In the top-floor conference room of the American Federation of Labor's seven-story headquarters in Washington, the big portrait of William Green, late A.F.L. president, was shrouded in black. To the left of it hung another portrait, un-shrouded and just as large. Seated beneath his own picture one day last week, the A.F.L.'s Secretary-Treasurer George Meany announced that the Executive Council of the A.F.L. had just chosen him as Green's successor and the Federation's fourth president in its 70-year history.
Display of Might. In burly (5 ft. 11 in., 200 Ibs.) George Meany, the A.F.L. had found a leader far different from quiet, colorless Bill Green. The son of a New York plumber and himself an apprentice plumber at 16, Meany, now 58, is a genial extrovert who firmly believes that a labor leader should be concerned with more than pork chops for his boys. An aggressive speaker with a talent for sticking to the pertinent facts, he became business representative for New York Plumbers Local 463 at 28. At 40, he was the youngest president of the New York State Federation of Labor since Samuel Gompers.
A year later, due largely to Meany's persuasiveness and persistence, the state legislature had passed a fat stack of pro-labor bills, e.g., the state's first unemployment insurance law. In 1939, after organizing a mammoth 15-hour parade up New York's Fifth Avenue, an impressive display of labor's might, he was elected A.F.L. Secretary-Treasurer. Since then he has concentrated on public relations (he got the A.F.L. to sponsor regular news broadcasts) and relations with unions abroad (he spearheaded the post-World War II fight against U.S. labor's participation in the Soviet-dominated World Federation of Trade Unions). Strongly antiCommunist, Meany became heir apparent to Green in 1947 after he balked John L. Lewis' try for a seat on the A.F.L. Executive Council by hammering at Lewis' opposition to the Taft-Hartley law provision requiring labor leaders to take a non-Communist oath. In one of the few public squelches Lewis has ever suffered, Meany charged that the mineworkers' boss had "made a fellowship" with "all the . . . stinking American-haters who love Moscow."
Sweet Reason.
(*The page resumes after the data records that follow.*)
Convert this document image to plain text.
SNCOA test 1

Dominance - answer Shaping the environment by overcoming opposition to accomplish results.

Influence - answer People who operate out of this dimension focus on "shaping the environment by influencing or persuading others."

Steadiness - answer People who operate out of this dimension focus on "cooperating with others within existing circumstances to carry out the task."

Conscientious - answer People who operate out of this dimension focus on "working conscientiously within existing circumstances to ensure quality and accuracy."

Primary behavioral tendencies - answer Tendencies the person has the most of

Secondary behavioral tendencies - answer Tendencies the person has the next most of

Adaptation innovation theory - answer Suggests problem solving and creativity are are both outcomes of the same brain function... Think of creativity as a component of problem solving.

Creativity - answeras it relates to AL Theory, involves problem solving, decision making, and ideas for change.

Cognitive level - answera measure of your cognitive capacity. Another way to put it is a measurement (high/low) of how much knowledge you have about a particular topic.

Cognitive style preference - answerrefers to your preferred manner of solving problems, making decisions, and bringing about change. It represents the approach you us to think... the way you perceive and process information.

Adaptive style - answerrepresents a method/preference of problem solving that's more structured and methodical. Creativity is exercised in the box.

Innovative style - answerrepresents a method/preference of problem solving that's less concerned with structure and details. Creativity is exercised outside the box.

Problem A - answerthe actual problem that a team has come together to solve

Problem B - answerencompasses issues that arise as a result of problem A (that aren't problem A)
Meany's first major act as A.F.L. president last week was to announce that he was reviving an A.F.L. committee set up in 1950 to discuss reunification with the C.I.O. Carefully avoiding Green's lofty "come back to the house of labor" tone, Meany said: "We've got to look at this thing the way it is. They [the C.I.O.] have an organization . . . They are a trade union and so are we. We've both got to bargain."
This note of sweet reason, however came at an awkward time. In a series of closed sessions before this week's C.I.O. convention at Atlantic City, C.I.O. bigwigs had failed to reach a behind-the-scenes settlement of the rivalry between the two leading candidates to succeed the late Phil Murray as C.I.O. president: the United Auto Workers' Walter Reuther and C.I.O. Vice President Allan Haywood. Barring a last minute agreement, the C.I.O. seemed in danger of having to choose its president in an open and probably bitter fight on the floor of the convention. Not until the C.I.O. re-established its own unity could it give attention to unification with George Meany's A.F.L.